Submit a list of ids to the Uniprot ID mapping service, to convert from ID convention from to to. The jobID can be used to check the status (map_uniprot_status) and retrieve the results (map_uniprot_retrieve).


jldoctest` julia> jobID = GPCRAnalysis.map_uniprot_submit(["ENSMUSG00000067064", "ENSMUSG00000057464"], "Ensembl");

str = marker(modelnum, pos, radius, color)

Return a string that represents a marker in ChimeraX. modelnum is the model number, pos is a 3D position, radius is the radius of the marker, and color is the color of the marker.

w = optimize_weights(forces)

Tune the weights w to approximately satisfy force balance, i.e., solve

min w.r.t. w  sum(sum(abs2, f*w) for f in forces)
subject to    sum(w) == 1, w .>= 0

This is based on the notion that the protein structure is presumably at an energy minimum.

This seems to work best for ubiquitous interactions, like :Steric, :Hydrophobe, and hydrogen-bonding. Rarer interactions (:Ionic, :Aromatic) may need to be tuned via different principles.


This function requires that you manually load JuMP and HiGHS, e.g., using JuMP, HiGHS.


Return the color corresponding to the pLDDT score (a measure of confidence) of a residue.

X = project_sequences(msa::AbstractMultipleSequenceAlignment; fracvar::Real = 0.9)

Perform a classical multidimensional scaling analysis to project the sequences in msa to a space in which pairwise distances approximately reproduce 100 - percentsimilarity(seq1, seq2). The dimensionality is chosen to reconstruction fracvar of the variance.

result = query_ebi_proteins(id)

Query the EBI Proteins API for a protein with the specified id, which must be the Uniprot accession code. You can also supply several proteins as a comma-separated list.

result is a JSON3 object with many fields.

result = query_ncbi(id)

Query the NCBI API for a gene with the specified id, which must be the gene accession code. result is a JSON3 object with many fields.

accession_code = query_uniprot_accession(id)

Perform a Uniprot search for id, returning the canonical accession code.


julia> query_uniprot_accession("T2R38_MOUSE")

Compute the mean position of all atoms in r excluding hydrogen.

Residue centers may yield a more reliable measure of "comparable residues" than the α-carbons (see CAmatrix) because they incorporate the orientation of the side chain relative to the overall fold.

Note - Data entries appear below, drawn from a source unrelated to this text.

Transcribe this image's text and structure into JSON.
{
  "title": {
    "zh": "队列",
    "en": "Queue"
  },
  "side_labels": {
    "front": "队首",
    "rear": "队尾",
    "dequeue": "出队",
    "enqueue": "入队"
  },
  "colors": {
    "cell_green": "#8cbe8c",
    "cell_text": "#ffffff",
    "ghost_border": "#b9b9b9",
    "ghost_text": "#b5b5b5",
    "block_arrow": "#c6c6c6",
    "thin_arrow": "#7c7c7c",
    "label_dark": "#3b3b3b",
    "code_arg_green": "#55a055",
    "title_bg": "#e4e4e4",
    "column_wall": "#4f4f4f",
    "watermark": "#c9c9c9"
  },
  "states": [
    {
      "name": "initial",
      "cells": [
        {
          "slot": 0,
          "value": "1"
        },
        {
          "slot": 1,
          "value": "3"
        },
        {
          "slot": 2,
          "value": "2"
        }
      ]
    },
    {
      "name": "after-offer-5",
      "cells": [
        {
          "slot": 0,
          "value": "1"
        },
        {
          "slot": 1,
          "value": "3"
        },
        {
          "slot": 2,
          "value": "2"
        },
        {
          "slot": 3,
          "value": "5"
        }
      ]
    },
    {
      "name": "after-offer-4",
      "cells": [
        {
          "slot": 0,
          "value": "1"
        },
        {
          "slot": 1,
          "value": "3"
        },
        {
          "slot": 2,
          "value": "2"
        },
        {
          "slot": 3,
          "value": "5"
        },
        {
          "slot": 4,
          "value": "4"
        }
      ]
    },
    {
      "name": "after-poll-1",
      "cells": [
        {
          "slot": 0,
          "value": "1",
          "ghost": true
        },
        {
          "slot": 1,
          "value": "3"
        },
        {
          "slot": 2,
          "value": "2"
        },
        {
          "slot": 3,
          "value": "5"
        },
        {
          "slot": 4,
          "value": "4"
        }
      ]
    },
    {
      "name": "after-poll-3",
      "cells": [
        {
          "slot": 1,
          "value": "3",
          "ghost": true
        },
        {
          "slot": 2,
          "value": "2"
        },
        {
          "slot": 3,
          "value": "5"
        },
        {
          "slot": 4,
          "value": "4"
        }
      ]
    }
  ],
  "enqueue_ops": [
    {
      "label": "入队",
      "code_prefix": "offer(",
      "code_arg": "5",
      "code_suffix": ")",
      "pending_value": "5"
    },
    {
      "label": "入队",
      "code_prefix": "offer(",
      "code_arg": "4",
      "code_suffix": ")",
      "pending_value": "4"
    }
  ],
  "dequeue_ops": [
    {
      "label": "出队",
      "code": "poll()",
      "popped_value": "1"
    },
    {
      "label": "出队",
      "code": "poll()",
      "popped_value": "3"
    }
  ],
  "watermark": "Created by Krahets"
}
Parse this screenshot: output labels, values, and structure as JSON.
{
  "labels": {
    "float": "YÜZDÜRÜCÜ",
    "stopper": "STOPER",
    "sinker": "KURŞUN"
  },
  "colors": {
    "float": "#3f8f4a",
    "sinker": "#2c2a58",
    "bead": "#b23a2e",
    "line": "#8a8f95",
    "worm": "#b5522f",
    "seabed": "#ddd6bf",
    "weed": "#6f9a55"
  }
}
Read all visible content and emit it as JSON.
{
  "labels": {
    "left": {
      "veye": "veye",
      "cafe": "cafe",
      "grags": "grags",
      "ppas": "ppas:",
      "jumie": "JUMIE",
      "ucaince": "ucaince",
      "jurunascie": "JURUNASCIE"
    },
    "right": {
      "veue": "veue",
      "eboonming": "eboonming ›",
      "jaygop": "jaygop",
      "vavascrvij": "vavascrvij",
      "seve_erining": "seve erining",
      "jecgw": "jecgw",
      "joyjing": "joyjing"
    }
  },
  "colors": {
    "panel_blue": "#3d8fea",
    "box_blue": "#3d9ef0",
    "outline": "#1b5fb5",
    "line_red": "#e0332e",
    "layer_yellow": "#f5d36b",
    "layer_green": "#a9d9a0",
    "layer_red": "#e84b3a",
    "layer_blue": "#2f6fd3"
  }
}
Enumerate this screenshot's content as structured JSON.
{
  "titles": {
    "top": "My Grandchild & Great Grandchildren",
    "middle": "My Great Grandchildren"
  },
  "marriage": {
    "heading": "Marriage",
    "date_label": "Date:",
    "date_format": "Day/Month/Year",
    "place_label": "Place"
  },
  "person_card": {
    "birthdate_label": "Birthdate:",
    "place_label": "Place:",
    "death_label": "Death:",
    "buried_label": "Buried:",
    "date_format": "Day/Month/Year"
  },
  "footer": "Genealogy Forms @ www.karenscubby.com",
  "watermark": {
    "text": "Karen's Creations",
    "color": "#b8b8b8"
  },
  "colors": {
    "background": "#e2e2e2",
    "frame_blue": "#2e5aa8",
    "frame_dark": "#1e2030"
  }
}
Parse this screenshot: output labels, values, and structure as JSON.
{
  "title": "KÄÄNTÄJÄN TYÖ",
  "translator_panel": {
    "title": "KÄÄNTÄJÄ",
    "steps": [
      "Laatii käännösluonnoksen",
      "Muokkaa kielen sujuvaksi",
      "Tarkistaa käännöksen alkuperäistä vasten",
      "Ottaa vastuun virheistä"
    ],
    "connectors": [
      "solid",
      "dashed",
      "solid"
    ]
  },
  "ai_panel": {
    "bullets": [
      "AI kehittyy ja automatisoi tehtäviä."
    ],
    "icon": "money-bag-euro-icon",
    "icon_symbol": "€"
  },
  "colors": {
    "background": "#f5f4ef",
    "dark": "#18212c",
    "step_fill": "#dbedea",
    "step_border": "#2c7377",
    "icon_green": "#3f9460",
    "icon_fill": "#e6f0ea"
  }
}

See also residue_centroid_matrix.

residueindex(sa::StructAlign, idx1, nothing)
residueindex(sa::StructAlign, idx1, nothing, ±1)

Calculate the residue index in structure 2 corresponding to residue idx1 in structure 1. The second form allows you to find the nearest corresponding residue in the forward (+1) or reverse (-1) directions, if idx1 is not among the mapped residues.

residueindex(sa::StructAlign, nothing, idx2)
residueindex(sa::StructAlign, nothing, idx2, ±1)

Calculate the residue index in structure 1 corresponding to residue idx2 in structure 2. The second form allows you to find the nearest corresponding residue in the forward (+1) or reverse (-1) directions, if idx2 is not among the mapped residues.

tour = sortperm_msa(msa::AbstractMultipleSequenceAlignment)

Order the sequences in msa to minimize the "tour length" visiting each sequence once. The length between sequences is defined at 100 - percentsimilarity(seq1, seq2).

This can be useful for graphical or alignment display by grouping obviously-similar sequences near one another.

try_download_alphafold(uniprotXname, path=alphafoldfilename(uniprotXname); version=4)

Attempt to download an AlphaFold structure. Returns nothing if no entry corresponding to uniprotXname exists; otherwise it returns path, the pathname of the saved file.

In general, a better approach is to use download_alphafolds for multiple proteins, or query_alphafold_latest combined with for a single protein.